L’envers du décor : du street art aux Paysages imaginés-7-

l’Arena

Cette petite balade nous a conduits quai de la Souys, côté rive droite, quartier des rives de FLOIRAC où nous avons découvert L’ARENA, future salle de spectacle.

plan

Ce bâtiment voisinera dans quelques années avec un nouveau pont reliant FLOIRAC à BORDEAUX et BÈGLES. Son nom est déjà choisi : ce sera le pont SIMONE VEIL, en hommage à cette grande dame qui nous a quittés récemment.

portail d’entrée du chantier

En attendant, le chantier en bord de Garonne, constitue l’envers d’un décor enchanteur.

porte bien son nom.

Il est délimité par 600 m de barrières ; avec la complicité de l’entreprise DUBREUILH, de la Métropole de Bordeaux, de la mairie de Floirac, et le soutien du Ministère de la Culture, une fresque monumentale est née.

Imaginons…

le collectif

L’association ARTELI et les artistes ont mené à bien une mission afin de fédérer les habitants de ce quartier, de la ville, de les impliquer dans ce projet de rénovation urbaine. Les paroles récoltées auprès des habitants, des enfants d’une école et de leurs parents (130 personnes au total) ont été restituées plastiquement par les artistes associés :

MÉLANIE RIBAILLIER, directrice d’ARTELI et plasticienne,

le street artiste JONE,

le sculpteur JEAN FRANÇOIS ANDRÉ

la vedette de la fresque

coucou!

original

Nous avons trouvé là en cette fin d’été, une scène très animée où l’exotisme, l’humain ; le vivant et le rêve apportent leur touche poétique. Un livre à ciel ouvert, comme si artistes, personnages et habitants s’étaient unis pour se donner la main et raconter un futur le plus agréable possible.

La présentation du projet est inclue dans le décor; ici se dessine, se sculpte un paysage urbain entre ciel, terre et eau.

broderie d’or et transparence

 

Les végétaux sont omniprésents parce qu’il est important de leur donner une grande place dans le cadre à vivre.
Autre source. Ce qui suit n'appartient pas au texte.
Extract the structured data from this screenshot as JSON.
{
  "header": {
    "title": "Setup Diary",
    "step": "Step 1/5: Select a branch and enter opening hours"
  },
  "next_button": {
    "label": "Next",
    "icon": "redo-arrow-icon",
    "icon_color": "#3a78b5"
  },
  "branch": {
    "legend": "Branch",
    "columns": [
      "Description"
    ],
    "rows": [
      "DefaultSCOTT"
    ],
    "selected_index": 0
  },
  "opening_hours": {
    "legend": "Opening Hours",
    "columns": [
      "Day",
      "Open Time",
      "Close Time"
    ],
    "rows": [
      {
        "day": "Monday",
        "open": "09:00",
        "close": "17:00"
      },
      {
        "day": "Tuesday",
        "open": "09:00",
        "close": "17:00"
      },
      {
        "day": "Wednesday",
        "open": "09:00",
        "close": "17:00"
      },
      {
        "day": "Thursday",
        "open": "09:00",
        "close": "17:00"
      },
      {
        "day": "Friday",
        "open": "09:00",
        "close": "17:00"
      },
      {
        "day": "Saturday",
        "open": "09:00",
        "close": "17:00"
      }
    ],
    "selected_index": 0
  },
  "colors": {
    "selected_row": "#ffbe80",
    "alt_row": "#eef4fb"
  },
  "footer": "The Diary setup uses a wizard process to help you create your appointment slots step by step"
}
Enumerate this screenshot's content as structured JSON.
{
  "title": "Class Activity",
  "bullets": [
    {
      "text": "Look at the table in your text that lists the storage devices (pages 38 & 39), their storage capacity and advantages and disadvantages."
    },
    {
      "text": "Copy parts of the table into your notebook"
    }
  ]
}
Comme des lianes, ils font lien et sont le fil conducteur des réalisations.

n’est-ce pas?

Des fenêtres mettent en scène l’arrière-plan.

Des sorties de cadre en nous projetant vers le ciel nous font voir le monde ambiant autrement, dans toutes les directions.

vers le pont de pierre

L’envers du décor est-ce le chantier, les abords de la Garonne neutralisés ou bien comme dans ces habits réversibles passons-nous de l’envers à l’endroit avec les belles photos du passé, la construction de l’Arena et du pont, la parole du présent se nourrissant du passé et du futur?

Quel décor voulons-nous pour nous et nos enfants rive droite?

un avenir en bleu?

ou en gris?

ENFIN un avenir émerge pour un lieu en friche ! quartier super, désiré, pluriel, Liaison enfin !

Des lettres et des mots font sens au milieu des animaux, des couleurs, du nom des artistes, du lettrisme toujours.

comme les intervenants, les habitants, les espoirs, les paysages…

Des onomatopées « vraoum » nous rappellent que notre monde est mouvement L’humour est omniprésent. Les expressions joliment illustrées expriment une qualité de vie. J’en ai relevé quelques unes :city zen, zen, cool.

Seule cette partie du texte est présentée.